La restauration de l’intérieur de la chapelle du lycée Hoche a permis de remettre en valeur les caissons de rosaces et les divers éléments décoratifs inspirés de l’Antiquité et sculptés avec un soin extrême dans la pâle pierre de Saint-Leu. Par leur qualité et leur raffinement, ces ornements témoignent de la fondation royale de l’édifice.
Les restaurations de 2011 ont permis de rétablir les dispositions originelles de la chapelle, qui avait été fortement dénaturée par divers aménagements survenus au cours du XIXe siècle, en particulier les grandes baies grillées entre l’abside et les rotondes des chœurs des religieuses et des pensionnaires, ainsi que les grandes fenêtres vitrées, qui inondent à nouveau l’édifice de lumière naturelle.
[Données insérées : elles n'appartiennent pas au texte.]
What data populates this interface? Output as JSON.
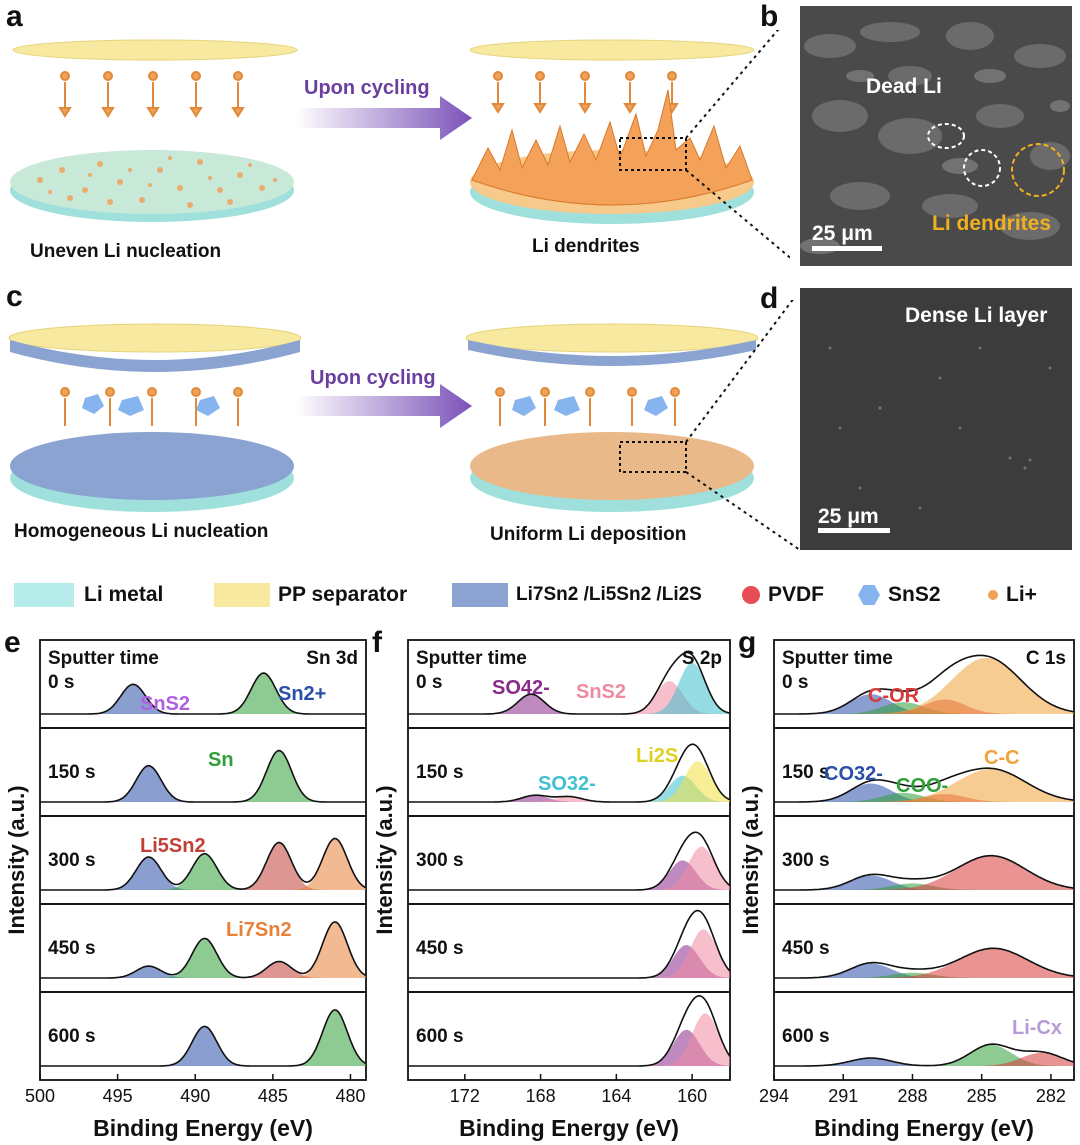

Justice a ainsi été rendue à l’extraordinaire maîtrise des volumes et de la lumière mise en œuvre par Richard Mique. Ce sanctuaire à la fois intime et grandiose a retrouvé son exceptionnelle harmonie lumineuse magnifiant la finesse du décor sculpté dans la belle pierre blonde de Saint-Leu tout autant que la subtile polychromie des décors peints. Placée au cœur de l’enceinte du lycée, la chapelle qui sert occasionnellement au culte fait aussi l’objet de visites organisées par l’office du tourisme.
La pépite cachée de l’hôpital Richaud
Dernier chef-d’œuvre de l’architecture religieuse néoclassique à Versailles : la chapelle de l’ancien hôpital Richaud, dessinée en 1782 par l’architecte versaillais Charles-François Darnaudin (1741-1793) au centre du nouvel hôpital royal dont il venait d’obtenir la construction.
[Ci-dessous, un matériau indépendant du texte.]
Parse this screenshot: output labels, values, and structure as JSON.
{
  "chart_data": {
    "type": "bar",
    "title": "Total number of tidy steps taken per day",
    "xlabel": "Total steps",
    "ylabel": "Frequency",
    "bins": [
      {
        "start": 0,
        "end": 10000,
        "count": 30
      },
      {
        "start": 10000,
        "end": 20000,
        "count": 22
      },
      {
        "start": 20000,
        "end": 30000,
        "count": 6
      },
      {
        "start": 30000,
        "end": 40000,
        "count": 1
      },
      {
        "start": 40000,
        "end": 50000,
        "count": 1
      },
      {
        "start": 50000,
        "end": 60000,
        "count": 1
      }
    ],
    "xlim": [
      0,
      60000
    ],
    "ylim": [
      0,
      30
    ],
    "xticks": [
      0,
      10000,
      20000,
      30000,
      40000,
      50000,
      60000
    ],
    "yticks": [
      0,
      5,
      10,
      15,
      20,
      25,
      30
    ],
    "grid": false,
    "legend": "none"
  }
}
Pour ce lieu cultuel, Darnaudin adopta le plan centré circulaire, augmenté de quatre exèdres. À l’extérieur, du côté du boulevard, la façade unie de la chapelle est précédée d’un péristyle à quatre colonnes doriques soutenant un entablement couronné d’un fronton triangulaire, dont le tympan fut sculpté par Nicolas Rousseau des armes royales de France flanquées de deux putti. L’élévation intérieure de la chapelle est directement inspirée de l’architecture de la Renaissance italienne, en particulier du Tempietto de Bramante : douze colonnes doriques délimitent l’espace sacré et soutiennent une galerie couronnée d’une majestueuse coupole à caissons qui n’est pas sans évoquer, toutes proportions gardées, celle du Panthéon de Rome.
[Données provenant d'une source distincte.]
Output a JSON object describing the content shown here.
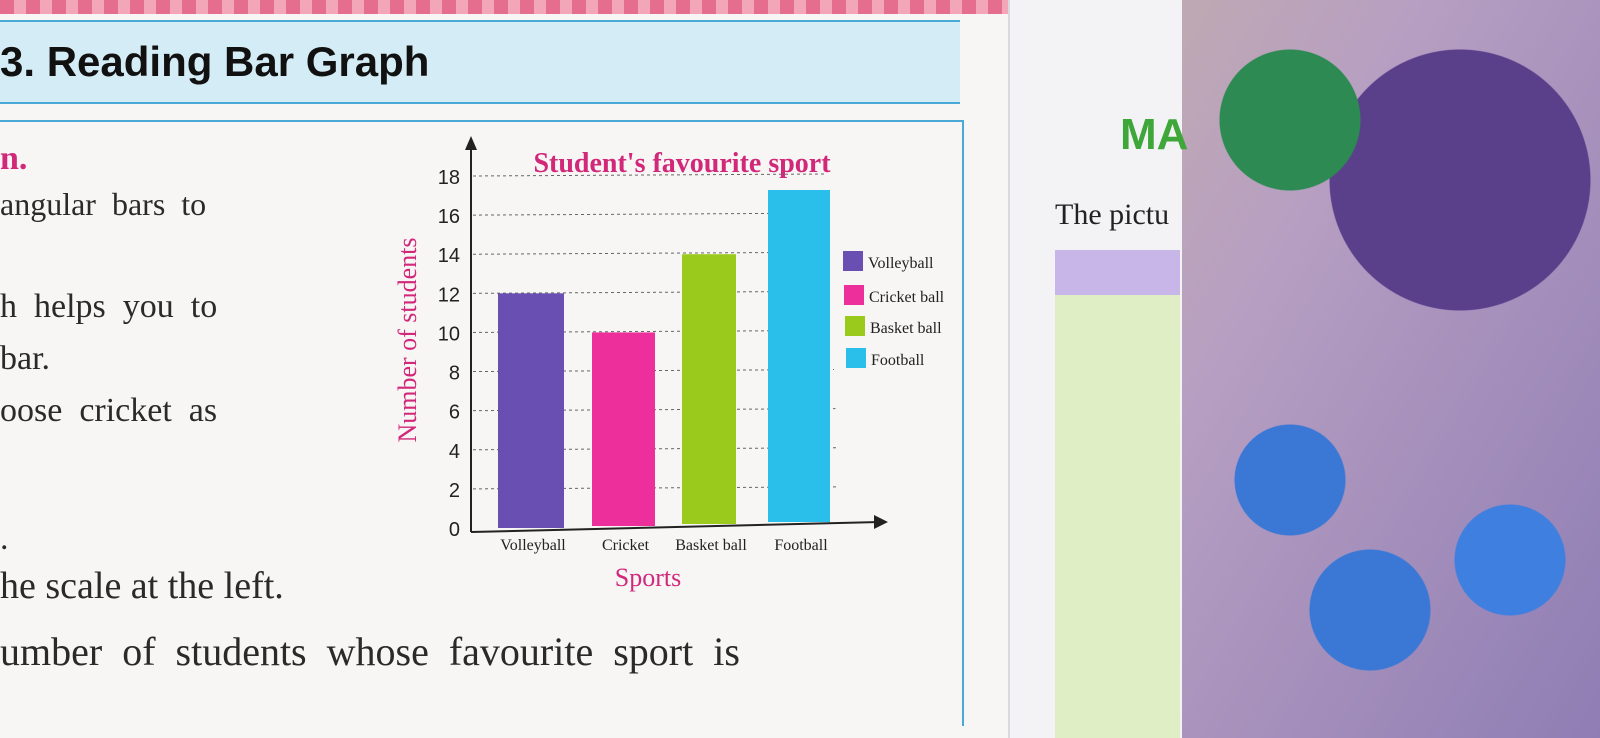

Le centre de la chapelle de l’hôpital, actuel Espace Richaud, est délimité par une imposante colonnade dorique. Un oculus zénithal vient illuminer le pavement bicolore qui enrichit de ses motifs le décor d’une extrême simplicité. Aujourd’hui, expositions et concerts viennent animer ce lieu. Une galerie circulaire, accessible aux patients, surplombe l’espace sacré de la chapelle de l’ancien hôpital Richaud. Charles-François Darnaudin, inspecteur des Bâtiments sous Louis XVI, s’est inspiré ici de la Renaissance italienne pour concevoir l’hôpital royal destiné aux plus démunis de la ville et aux domestiques de la Maison du Roi.
Les troubles révolutionnaires mirent un coup d’arrêt au chantier de l’hôpital royal et à l’achèvement de la chapelle. Les travaux ne reprirent qu’en 1808. Suivant les dessins de Darnaudin, l’architecte Jean-Baptise Guignet éleva la façade sur cour, composée de trois arcades surmontées de croisées à balustrade et d’un fronton triangulaire. Ce dernier fut orné par Valois, en 1811, de deux figures féminines personnifiant la Charité et la Religion, de part et d’autre de l’horloge de l’hôpital. La chapelle ne fut officiellement consacrée que le 1er juin 1820. La couverture, initialement en plomb, fut remplacée en 1829 par des tables de cuivre plus résistantes, toujours en place. D’ultimes travaux eurent lieu au XIXe siècle, portant essentiellement sur l’aménagement intérieur de la chapelle qui reçut son beau pavement de marbre blanc et noir et un autel en marbre blanc.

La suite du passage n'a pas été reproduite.